Je vous invite à compter, dans vos structures, hôpitaux, services, parmi vos patients, proches, âgé.es, combien bénéficient d’une texture alimentaire adaptée… Réponse : trop !

A ce stade-là de la réflexion, vous êtes en droit de me dire : « Eh Aurélie, le ou la résident.e qui mange en mixé lisse, et qui n’en veut plus, c’est bien qu’elle ne veut plus manger ?! Et pourtant on n’est pas dans le cas numéro 1 ?! » Nous sommes pourtant dans le cas numéro 2… Cette personne peut manger, dans les faits, puisqu’elle a l’opportunité de se nourrir, avec une alimentation adaptée… Toutefois, il faut savoir qu’un plat, aussi bon soit-il, une fois hâché ou mixé, se dessèche, perd de ses qualités nutritives et gustatives. Donc oui, elle peut manger, mais ça ne lui fait plus envie (et je la comprends !), donc en mange peu, et entre dans la spirale de la dénutrition…

C’est à ce moment-là généralement qu’on dégaine la panoplie de « rendre la nourriture mixée trop bonne avec une présentation de ouf », accompagnée de son cocktail hyperprotéiné.

Je vous propose de pousser l’investigation un chouïa plus haut, d’agir encore en amont…

Se demander, pourquoi cette personne bénéficie d’une texture adaptée… Savoir qui a décidé cela… ?

Je ne répondrai pas à ces questions… Certains établissements bénéficient de personnels formés aux bilans de déglutition (pour info, le professionnel apte à les pratiquer sont les orthophonistes), d’autres non…

Si je posais la question suivante :

           Pourquoi ne pourrait-on plus manger d’aliments dits normaux ?

Il y aurait de fortes chances pour que j’entende le mot « fausse route » assez vite… Et le mot « mâcher » un peu trop loin à mon goût.

En effet, avant de brandir l’étendard « adaptation des textures », brandissons d’abord celui de « appelons le dentiste » !

Et bien oui, mesdames et messieurs, avant toute chose, vérifions que nos patients et résidents soient en capacité de mâcher… Je ne vous parle pas juste de faire venir le dentiste 1 fois tous les 36 du mois … Mais de vérifier l’état bucco-dentaire, faire un appareil adapté, vérifier surtout que l’appareil est accepté et utilisé… et former le personnel à tout ceci… santé et hygiène de la bouche, soin des appareils…
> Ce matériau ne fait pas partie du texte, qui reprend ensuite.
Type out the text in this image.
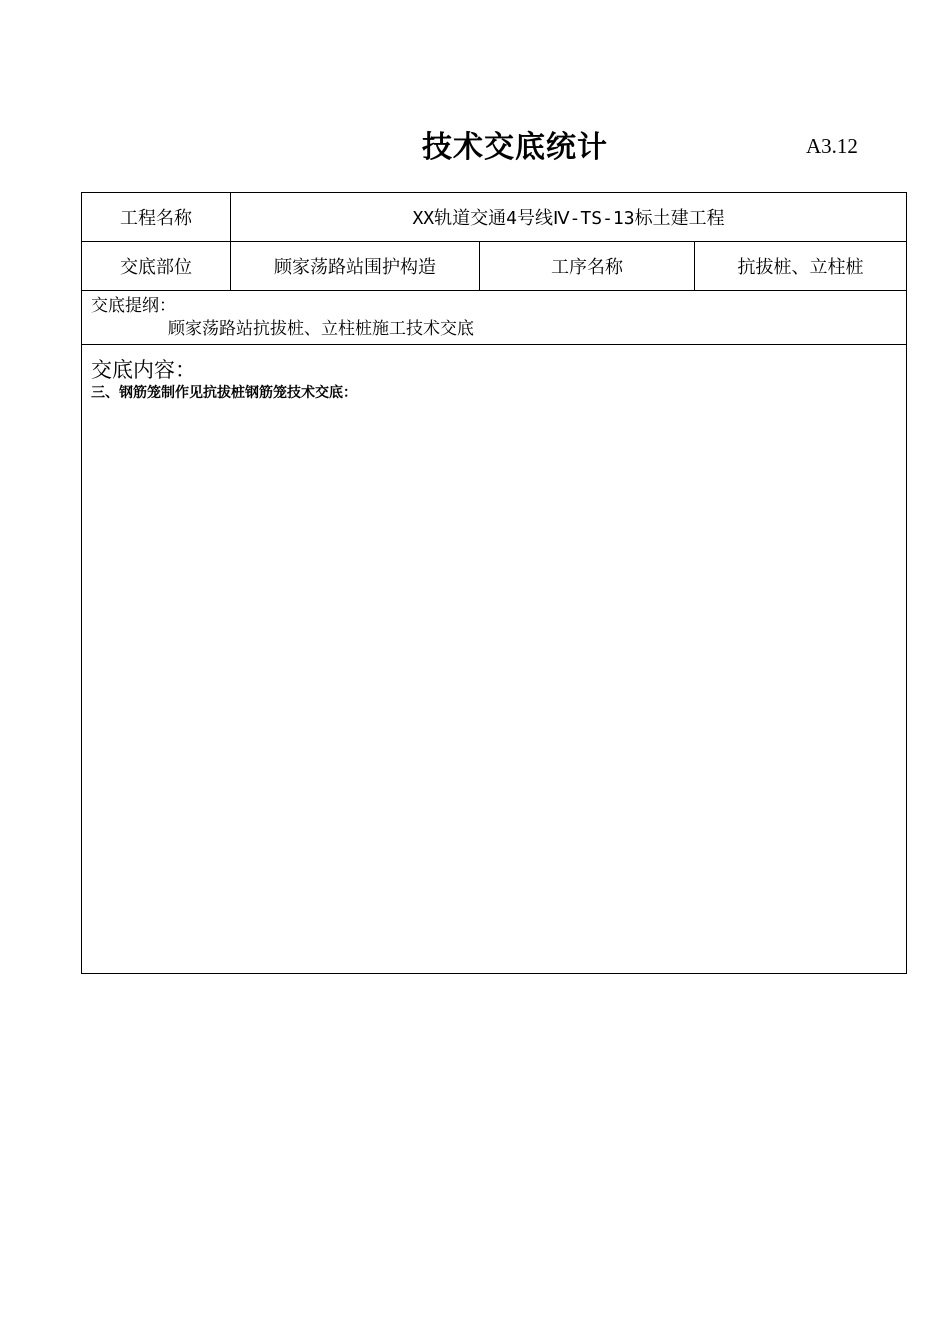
技术交底统计	A3.12
工程名称	XX轨道交通4号线Ⅳ-TS-13标土建工程		
交底部位	顾家荡路站围护构造	工序名称	抗拔桩、立柱桩
交底提纲：
顾家荡路站抗拔桩、立柱桩施工技术交底			

交底内容：
三、钢筋笼制作见抗拔桩钢筋笼技术交底：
Mastiquer, ce n’est pas seulement réduire en bouillie des aliments… C’est préparer le système digestif à sécréter les enzymes digestives, c’est permettre à la salive d’être sécrétée également, c’est mettre en place la séquence de déglutition tout simplement…

Vous l’aurez compris, la prévention des fausses routes, responsables de pneumopathies souvent fatales à un âge avancée, et terreurs des EHPAD,  ne passe absolument pas par la mise en place de textures hâchées ou mixées.

Prévenir les fausses routes, c’est agir dès la mise en bouche… C’est se nourrir et nourrir avec une alimentation variée, colorée, appétente, avec des textures et des goûts différents pour stimuler au maximum le goût et l’odorat. C’est savoir adapter les postures de sécurité pour nourrir les personnes atteintes de troubles cognitifs (sujet d’un autre article à venir). C’est simplement être sûr.e que la personne soit en capacité de pouvoir se nourrir normalement.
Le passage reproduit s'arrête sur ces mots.